I didn’t mean to imply that yours were off the net — the info on getting trusts off the net was for others reading this thread. I should have made that more clear.

oh yes, and thank you for the info about the spouse's election. i hadnt kept up with that, so i was not aware of that rule.
Not many people are aware of it. Not surprising given that the estate tax now applies to so few estates anymore. It wasn't something that was reported widely, if at all, in general news reports at the time. I learn of this stuff since I subscribe to a comprehensive tax law news service that gives me daily updates on new tax laws, tax regulations, tax related court decisions, and IRS rulings and other guidace. The service is expensive, but invaluable to me for tax practice. Although I get to deduct the cost as a business expense, which takes away a bit of the bite of the cost of it. :D
 

TrustUser

Senior Member
we had been concentrating solely on the unified credit within the a/b trust. we havent said anything about a very important reason for an a/b trust.

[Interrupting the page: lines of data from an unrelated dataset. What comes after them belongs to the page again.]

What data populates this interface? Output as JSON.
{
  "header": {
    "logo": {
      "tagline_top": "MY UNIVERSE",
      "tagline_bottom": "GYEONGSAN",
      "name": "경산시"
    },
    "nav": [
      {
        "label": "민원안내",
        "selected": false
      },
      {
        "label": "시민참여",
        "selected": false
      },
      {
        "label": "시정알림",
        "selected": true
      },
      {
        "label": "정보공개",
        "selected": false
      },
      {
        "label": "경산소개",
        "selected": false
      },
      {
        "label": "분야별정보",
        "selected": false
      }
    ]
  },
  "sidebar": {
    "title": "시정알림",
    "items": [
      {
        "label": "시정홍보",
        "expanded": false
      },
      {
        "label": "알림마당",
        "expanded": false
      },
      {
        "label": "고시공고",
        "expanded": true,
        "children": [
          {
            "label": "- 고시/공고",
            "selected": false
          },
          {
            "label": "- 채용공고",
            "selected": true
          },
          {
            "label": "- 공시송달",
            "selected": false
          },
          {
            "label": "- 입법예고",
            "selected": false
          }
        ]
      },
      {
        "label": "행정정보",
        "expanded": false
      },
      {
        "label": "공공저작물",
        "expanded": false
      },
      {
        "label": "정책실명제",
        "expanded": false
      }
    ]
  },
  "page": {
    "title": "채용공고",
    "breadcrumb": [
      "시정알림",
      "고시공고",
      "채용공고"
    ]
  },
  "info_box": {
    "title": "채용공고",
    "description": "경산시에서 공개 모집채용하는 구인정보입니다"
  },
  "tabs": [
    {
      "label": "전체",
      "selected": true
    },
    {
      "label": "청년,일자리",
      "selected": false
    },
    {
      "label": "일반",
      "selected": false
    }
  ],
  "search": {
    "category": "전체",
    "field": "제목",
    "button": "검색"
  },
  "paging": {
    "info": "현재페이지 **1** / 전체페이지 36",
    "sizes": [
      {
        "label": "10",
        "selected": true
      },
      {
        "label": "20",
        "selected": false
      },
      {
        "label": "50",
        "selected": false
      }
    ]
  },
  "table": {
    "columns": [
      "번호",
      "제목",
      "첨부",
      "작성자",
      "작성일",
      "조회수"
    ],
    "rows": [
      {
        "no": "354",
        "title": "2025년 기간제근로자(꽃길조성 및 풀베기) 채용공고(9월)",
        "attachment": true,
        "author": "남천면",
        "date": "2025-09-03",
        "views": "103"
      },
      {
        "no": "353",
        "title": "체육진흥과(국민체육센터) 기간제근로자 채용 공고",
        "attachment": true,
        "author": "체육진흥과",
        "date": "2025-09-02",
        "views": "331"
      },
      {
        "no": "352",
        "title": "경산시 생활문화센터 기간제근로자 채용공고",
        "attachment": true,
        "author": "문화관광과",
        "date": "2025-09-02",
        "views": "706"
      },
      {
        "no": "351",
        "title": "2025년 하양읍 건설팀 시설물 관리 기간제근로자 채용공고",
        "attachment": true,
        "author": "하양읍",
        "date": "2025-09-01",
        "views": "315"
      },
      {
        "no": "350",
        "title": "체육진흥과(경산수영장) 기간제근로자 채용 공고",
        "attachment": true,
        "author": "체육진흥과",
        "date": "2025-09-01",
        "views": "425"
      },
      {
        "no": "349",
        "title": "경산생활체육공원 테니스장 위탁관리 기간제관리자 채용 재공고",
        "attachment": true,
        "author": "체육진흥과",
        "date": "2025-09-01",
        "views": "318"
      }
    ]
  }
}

and that is allowing the deceased grantor the ability to name his beneficiaries with his half of the assets.

it would not be the first time that an after-death marriage greatly changed the beneficiary designation.
 

Taxing Matters

Overtaxed Member
There are certainly situations in which the use of two trusts would be useful. But until we know what it is that the two trusts the OP had were supposed to do and what it is he/she wants to do now, there is no way to know what might be the best thing to do. All I can tell the OP for sure at this point is that a trust that has no assets is pointless. The OP now doesn't want to fund that second trust, and how much of a problem that is depends on how the current arrangement is set up, why it was set up that way, and what the OP's present goals are.